You turn for home at the tenth tee, and as long as no one loses their drive short and right into mounds of shaggy marram grass or the bunker complex which juts into the fairway, they should have a short iron or wedge in their hand for the approach. The new 11th, like the seventh, was changed to add a new practice area for use in future Open Championships. Whereas seven was shifted to th right, closer to the railway line, 11 was shifted to the right. Neither overly taxing, nor a pushover at a mere 541 yards, the dead-straight hole should yield low scores. Short holes at the par-3 12th and the par-4 13th are similarly welcoming as long as the bunkers are taken out of play.
THE APPROACH FROM THE RIGHT OF THE HOME HOLE.
HOLES 14-18
From 14 on, Lytham throws down the gauntlet. In his “Confidential Guide to Golf Courses,” Doak called holes 14 and 15 “the fifth hardest back-to-back holes in golf.” The narrow 14th plays into a crosswind for a fairway set at a diagonal. The 15th was called by Jack Nicklaus “the hardest hole in major championship golf,” though I’m fairly certain Jack forgot all about 18 at Carnoustie. Still these two holes, playing 434 and 454 yards, respectively, are dastardly holes on which to make 4.

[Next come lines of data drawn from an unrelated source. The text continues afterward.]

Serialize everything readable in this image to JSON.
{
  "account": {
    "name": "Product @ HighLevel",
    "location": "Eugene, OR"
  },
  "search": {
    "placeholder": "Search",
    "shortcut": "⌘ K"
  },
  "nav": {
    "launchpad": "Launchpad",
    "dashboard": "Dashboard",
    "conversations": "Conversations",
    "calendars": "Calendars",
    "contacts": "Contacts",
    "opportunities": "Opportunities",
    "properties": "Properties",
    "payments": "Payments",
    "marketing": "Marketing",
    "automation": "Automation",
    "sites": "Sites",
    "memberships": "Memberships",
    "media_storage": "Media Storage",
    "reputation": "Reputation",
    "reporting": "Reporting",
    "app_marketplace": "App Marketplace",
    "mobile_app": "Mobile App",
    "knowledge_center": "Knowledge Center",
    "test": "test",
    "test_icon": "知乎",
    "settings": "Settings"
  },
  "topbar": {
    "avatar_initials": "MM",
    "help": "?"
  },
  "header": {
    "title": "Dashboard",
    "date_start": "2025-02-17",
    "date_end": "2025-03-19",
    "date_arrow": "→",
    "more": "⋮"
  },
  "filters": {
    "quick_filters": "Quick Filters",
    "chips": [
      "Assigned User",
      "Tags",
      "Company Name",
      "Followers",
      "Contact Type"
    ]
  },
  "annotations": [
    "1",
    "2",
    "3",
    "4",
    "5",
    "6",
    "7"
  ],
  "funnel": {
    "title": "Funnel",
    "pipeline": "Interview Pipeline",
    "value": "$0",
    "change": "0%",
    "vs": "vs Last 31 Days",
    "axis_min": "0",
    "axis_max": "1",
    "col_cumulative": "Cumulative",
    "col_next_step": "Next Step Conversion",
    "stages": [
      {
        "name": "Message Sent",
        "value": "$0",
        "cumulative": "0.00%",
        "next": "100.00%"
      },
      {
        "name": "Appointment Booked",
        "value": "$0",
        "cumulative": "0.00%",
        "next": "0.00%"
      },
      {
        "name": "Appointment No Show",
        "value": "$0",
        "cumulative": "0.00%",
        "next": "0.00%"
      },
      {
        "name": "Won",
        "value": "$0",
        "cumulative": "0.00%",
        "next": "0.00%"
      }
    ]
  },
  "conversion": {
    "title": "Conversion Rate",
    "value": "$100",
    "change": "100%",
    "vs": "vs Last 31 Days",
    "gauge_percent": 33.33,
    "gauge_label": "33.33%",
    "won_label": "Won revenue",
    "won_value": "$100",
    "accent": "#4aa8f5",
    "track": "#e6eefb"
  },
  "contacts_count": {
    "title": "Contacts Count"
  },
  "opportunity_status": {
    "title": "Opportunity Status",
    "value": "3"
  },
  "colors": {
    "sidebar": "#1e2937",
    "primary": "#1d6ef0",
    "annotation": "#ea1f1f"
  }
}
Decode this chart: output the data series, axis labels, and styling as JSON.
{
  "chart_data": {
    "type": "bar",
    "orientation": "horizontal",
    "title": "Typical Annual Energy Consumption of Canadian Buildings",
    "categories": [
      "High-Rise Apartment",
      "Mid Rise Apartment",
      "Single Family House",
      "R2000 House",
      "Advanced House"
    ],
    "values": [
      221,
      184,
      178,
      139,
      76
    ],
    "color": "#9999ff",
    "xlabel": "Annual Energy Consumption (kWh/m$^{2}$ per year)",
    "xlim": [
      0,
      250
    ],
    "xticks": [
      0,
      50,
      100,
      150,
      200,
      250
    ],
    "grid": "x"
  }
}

Similarly at 17, the drive must be placed in a tennis court-sized pocket of turf ringed by nine bunkers, the furthermost two of which pinch the fairway to a narrow bottleneck. From there, the hole jumps left through a notch in the mounds of thick rough, playing to a green set at an awkward angle with four bunkers cutting across the front and two additional bunkers behind. A similar tee shot awaits at 18 but with a choice: play straight to the parallelogram of turf set amidst four diagonal bunkers – two on each side. Or play to the right of the bunkers and try to follow the right edge of the fairway for a slightly more direct, but peril-fraught route to the green. In 1974, Gary Player played a recovery shot left-handed with the club upside down from against the clubhouse wall to secure the claret jug and forever enter Lytham lore.